There is one separate driver for SD card which uses SDMMC interface (configurable 1/4 bit mode) and another separate driver which uses SPI interface. While the former one (SDMMC) works like a charm, the latter (SPI) sometimes doesn't work (the card is not detected) - it seems that SPI mode for SD cards is a bit tricky...
When working on my bootloader, I ran across some good information in a forum post that solved my problem with non-responding cards using SPI:
> After the last SD Memory Card bus transaction, the host is
> required to provide 8 (eight) clock cycles for the card to
> complete the operation before shutting down the clock.
> It could work without it, but since 8 cycles = 1 SPI output
> byte, it won't hurt much and it's just good to have it.

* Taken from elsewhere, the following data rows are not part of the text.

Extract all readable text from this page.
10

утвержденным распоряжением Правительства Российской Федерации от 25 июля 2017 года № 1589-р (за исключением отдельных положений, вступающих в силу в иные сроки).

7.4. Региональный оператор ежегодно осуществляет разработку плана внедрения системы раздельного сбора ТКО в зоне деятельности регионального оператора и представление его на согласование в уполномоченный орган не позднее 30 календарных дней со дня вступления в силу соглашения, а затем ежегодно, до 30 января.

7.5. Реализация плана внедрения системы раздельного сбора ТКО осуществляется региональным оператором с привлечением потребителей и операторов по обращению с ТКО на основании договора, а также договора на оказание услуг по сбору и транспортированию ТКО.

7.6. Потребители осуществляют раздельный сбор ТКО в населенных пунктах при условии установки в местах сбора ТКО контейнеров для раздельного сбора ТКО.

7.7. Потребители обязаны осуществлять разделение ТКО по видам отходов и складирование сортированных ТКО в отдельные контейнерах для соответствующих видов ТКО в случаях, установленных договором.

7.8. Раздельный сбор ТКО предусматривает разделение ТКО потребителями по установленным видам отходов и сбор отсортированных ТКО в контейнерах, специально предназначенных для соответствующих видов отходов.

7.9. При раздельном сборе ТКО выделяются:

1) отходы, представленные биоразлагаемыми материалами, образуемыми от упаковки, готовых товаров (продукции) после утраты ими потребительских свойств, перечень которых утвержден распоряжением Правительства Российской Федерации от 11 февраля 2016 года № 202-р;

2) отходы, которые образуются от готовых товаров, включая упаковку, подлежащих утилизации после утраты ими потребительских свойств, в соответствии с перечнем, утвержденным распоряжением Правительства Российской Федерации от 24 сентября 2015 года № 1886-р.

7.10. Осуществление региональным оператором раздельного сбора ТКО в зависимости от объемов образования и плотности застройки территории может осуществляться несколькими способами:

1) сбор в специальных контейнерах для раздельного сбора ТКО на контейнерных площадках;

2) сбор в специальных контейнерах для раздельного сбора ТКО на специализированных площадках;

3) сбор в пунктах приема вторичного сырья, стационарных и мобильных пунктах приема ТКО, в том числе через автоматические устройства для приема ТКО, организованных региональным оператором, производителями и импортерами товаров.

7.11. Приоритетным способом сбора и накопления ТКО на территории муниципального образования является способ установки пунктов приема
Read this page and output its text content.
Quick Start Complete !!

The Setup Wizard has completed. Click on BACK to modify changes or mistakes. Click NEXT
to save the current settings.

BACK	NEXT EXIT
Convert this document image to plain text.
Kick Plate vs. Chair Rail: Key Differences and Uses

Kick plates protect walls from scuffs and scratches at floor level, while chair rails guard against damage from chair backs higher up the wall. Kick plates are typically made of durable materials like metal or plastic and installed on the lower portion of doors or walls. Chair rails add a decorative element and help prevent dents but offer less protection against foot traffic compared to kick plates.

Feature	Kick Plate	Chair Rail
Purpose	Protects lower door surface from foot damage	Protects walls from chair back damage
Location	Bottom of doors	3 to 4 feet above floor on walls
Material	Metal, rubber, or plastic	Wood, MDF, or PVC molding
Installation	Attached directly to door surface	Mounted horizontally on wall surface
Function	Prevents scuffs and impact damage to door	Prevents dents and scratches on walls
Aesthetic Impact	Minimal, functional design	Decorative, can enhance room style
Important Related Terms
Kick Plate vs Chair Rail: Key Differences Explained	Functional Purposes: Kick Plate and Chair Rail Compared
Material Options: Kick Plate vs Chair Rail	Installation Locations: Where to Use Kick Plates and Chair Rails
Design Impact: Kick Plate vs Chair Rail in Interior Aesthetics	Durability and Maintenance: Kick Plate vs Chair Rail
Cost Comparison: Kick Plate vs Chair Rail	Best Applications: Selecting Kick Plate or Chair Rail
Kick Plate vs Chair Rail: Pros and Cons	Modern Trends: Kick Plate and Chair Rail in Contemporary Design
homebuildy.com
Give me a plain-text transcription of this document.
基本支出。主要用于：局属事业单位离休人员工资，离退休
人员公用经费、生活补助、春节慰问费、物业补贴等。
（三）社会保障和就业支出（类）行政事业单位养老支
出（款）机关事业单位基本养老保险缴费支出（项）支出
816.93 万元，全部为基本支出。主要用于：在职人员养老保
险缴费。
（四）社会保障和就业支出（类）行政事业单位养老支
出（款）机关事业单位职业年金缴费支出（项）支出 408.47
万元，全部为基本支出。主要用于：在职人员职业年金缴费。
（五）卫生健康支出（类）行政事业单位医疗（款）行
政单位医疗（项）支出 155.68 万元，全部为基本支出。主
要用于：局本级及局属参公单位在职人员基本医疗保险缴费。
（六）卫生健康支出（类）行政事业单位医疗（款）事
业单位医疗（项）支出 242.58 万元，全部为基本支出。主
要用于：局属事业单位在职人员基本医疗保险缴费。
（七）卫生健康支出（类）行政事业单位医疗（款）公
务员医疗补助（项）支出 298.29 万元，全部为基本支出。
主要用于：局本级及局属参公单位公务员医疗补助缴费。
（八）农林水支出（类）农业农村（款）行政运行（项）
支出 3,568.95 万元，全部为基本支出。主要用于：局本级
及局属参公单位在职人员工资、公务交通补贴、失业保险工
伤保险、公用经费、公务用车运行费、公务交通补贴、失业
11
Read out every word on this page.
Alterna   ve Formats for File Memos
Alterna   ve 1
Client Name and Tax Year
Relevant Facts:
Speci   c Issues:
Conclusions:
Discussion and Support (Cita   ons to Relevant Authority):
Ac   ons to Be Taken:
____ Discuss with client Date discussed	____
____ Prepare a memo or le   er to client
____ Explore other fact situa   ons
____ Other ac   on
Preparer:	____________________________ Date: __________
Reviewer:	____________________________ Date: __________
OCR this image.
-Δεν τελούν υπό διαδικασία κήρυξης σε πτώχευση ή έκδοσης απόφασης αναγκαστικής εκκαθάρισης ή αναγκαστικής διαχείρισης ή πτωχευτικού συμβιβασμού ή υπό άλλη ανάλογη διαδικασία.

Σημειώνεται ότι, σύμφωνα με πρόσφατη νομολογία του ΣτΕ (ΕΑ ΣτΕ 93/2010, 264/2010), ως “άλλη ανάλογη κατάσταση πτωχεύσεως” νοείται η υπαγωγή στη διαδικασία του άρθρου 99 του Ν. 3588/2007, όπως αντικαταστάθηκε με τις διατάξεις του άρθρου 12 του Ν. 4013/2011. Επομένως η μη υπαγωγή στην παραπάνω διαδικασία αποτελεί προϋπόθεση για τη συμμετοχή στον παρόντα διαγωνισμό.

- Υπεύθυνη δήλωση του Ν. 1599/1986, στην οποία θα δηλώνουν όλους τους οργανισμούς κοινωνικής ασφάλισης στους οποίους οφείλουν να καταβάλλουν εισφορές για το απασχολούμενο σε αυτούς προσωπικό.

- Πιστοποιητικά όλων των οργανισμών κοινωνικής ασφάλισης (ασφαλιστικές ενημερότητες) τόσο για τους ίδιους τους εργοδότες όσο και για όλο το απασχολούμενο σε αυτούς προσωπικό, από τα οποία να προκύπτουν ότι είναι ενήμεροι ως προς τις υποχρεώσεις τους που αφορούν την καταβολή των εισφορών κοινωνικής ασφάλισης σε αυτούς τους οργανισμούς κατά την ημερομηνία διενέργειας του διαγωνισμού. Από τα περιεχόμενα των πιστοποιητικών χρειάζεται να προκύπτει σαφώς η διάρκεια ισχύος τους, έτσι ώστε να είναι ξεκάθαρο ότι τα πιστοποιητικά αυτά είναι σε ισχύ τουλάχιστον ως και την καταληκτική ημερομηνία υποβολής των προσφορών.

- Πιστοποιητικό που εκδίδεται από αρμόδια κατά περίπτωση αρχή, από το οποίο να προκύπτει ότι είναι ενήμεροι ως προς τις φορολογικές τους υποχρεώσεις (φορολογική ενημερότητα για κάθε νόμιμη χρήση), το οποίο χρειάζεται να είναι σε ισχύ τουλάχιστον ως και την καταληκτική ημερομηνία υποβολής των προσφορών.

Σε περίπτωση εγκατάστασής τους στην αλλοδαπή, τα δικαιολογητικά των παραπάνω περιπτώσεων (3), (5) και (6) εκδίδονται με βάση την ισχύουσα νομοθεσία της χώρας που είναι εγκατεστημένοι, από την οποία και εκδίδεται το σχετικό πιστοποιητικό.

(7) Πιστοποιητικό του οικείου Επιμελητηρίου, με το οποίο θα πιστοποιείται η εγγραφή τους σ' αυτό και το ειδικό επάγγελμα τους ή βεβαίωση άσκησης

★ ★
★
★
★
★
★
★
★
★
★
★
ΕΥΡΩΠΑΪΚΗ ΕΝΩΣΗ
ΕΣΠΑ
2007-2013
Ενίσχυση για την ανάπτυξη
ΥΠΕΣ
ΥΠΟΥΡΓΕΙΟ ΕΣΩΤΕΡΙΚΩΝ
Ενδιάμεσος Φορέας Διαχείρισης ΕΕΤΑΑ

It appears that some cards just require more clocks to respond to commands properly, and I actually ran across one of them. It worked fine in my computer, but not in my bootloader.
I had already adopted the idea of briefly toggling the CS line high, then back low, at the beginning of each command since I read that some cards need that (instead of just tying CS low all the time). So I added transmitting one byte of 0xFF just before toggling the CS line, and the flaky card then worked properly. So instead of sending an extra byte at the end of each command, I send it just before the beginning of the next command, and that works so far.
I'll attach the flow chart I followed for SD v1 and v2 and for SDHC. I didn't support MMC or SDXC.